La masse verte du fleuve continue de passer, comme une seule pensée, sans vagues, presque sans plis, avec des moires luisantes et grasses. Christophe ne la voit plus; il a fermé tout à fait les yeux, pour mieux l’entendre. Ce grondement continu le remplit, lui donne le vertige; il est aspiré par ce rêve éternel et dominateur.
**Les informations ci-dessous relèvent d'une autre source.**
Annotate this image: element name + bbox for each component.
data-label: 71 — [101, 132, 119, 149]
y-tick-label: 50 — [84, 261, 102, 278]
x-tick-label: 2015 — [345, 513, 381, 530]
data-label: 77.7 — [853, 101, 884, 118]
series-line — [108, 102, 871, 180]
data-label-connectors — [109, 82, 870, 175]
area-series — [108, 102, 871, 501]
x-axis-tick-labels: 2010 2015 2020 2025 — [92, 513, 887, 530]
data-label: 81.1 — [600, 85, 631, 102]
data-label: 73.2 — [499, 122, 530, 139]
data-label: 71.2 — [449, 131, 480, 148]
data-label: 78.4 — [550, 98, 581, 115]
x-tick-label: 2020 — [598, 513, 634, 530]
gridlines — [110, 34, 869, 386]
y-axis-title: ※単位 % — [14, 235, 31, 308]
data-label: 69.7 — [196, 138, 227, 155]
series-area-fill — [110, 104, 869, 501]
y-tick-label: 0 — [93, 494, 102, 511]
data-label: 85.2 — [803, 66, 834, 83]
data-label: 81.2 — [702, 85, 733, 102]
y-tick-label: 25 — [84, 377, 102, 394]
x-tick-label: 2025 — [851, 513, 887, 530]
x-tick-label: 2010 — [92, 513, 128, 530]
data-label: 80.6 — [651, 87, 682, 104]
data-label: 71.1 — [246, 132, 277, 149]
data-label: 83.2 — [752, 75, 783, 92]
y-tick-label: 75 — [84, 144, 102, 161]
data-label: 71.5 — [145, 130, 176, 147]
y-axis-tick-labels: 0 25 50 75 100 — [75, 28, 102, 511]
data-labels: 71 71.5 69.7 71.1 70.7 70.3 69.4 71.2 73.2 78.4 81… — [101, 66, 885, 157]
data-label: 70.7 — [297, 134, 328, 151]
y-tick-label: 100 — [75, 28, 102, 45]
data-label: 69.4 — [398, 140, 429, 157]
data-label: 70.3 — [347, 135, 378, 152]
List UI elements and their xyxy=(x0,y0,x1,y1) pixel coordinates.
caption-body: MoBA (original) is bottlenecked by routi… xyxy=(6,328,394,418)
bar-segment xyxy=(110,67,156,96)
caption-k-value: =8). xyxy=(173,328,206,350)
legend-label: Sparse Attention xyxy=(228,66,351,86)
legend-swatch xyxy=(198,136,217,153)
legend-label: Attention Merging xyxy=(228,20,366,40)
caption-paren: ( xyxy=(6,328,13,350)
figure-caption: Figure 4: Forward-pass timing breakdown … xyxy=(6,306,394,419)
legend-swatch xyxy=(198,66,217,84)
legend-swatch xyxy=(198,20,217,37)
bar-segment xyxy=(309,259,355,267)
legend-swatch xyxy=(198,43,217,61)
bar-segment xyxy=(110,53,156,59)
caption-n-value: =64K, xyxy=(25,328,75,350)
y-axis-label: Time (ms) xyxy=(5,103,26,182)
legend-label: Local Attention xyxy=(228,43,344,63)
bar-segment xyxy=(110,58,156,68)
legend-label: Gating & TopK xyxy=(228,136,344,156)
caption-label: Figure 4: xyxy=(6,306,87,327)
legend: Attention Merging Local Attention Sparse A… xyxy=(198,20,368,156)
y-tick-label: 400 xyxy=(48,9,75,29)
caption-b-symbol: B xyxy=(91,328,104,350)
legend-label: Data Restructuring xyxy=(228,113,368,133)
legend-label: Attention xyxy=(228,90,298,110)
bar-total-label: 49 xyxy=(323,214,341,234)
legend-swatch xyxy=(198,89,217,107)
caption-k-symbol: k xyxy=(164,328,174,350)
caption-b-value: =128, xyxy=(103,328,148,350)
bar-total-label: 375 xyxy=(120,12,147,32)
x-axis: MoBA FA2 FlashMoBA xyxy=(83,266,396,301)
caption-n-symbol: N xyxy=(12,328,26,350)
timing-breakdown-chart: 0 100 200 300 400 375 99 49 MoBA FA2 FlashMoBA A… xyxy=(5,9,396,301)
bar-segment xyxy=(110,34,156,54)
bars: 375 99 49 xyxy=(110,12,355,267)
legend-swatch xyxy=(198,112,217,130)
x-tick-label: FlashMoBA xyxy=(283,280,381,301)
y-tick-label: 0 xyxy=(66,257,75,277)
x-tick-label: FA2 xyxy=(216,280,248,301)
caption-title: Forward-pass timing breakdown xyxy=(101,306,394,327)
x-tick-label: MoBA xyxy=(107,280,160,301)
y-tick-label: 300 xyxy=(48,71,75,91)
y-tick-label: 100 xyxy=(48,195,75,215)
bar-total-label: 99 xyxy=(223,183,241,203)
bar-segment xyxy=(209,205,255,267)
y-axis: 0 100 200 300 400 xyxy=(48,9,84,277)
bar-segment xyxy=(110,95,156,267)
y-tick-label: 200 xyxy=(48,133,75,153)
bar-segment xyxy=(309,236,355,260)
Sur le fond tumultueux des flots, des rythmes précipités s’élancent avec une ardente allégresse. Et le long de ces rythmes, des musiques montent, comme une vigne qui grimpe le long d’un treillis: des arpèges de claviers argentins, des violons douloureux, des flûtes veloutées aux sons ronds… Les paysages ont disparu. Le fleuve a disparu. Il flotte une atmosphère tendre et crépusculaire. Christophe a le cœur tremblant d’émoi. Que voit-il maintenant? Oh! les charmantes figures!… – Une fillette aux boucles brunes l’appelle, langoureuse et moqueuse… Un visage pâlot de jeune garçon aux yeux bleus le regarde avec mélancolie… D’autres sourires, d’autres yeux, – des yeux curieux et provocants, dont le regard fait rougir, – des yeux affectueux et douloureux, comme un bon regard de chien, – et des yeux impérieux, et des yeux de souffrance… Et cette figure de femme, blême, les cheveux noirs, et la bouche serrée, dont les yeux semblent manger la moitié du visage, et le fixent avec une violence qui fait mal… Et la plus chère de toutes, celle qui lui sourit avec ses clairs yeux gris, la bouche un peu ouverte, ses petites dents qui brillent… Ah! le beau sourire indulgent et aimant! il fond le cœur de tendresse! qu’il fait de bien, qu’on l’aime! Encore! Souris-moi encore! Ne t’en va point!… – Hélas! il s’est évanoui! Mais il laisse dans le cœur une douceur ineffable, Il n’y a plus rien de mal, il n’y a plus rien de triste, il n’y a plus rien… Rien qu’un rêve léger, une musique sereine, qui flotte dans un rayon de soleil, comme les fils de la Vierge par les beaux jours d’été… – Qu’est-ce donc qui vient de passer? Quelles sont ces images qui pénètrent l’enfant d’un trouble passionné? Jamais il ne les avait vues; et pourtant il les connaissait: il les a reconnues. D’où, viennent-elles? De quel gouffre obscur de l’Être? Est-ce de ce qui fut… ou de ce qui sera?

Maintenant, tout s’efface, toute forme s’est fondue… Une dernière fois encore, à travers un voile de brume, apparaît, comme si l’on planait très haut, au-dessus de lui, le fleuve débordé, couvrant les champs, roulant auguste, lent, presque immobile. Et tout à fait au loin, comme une lueur d’acier au bord de l’horizon, une plaine liquide, une ligne de flots qui tremblent, – la Mer. Le fleuve court à elle. Elle semble courir à lui. Elle l’aspire. Il la veut. Il va disparaître… La musique tournoie, les beaux rythmes de danse se balancent éperdus; tout est balayé dans leur tourbillon triomphal… l’âme libre fend l’espace, comme le vol des hirondelles, ivres d’air, qui traversent le ciel avec des cris aigus… Joie! Joie! Il n’y a plus rien!… Ô bonheur infini!…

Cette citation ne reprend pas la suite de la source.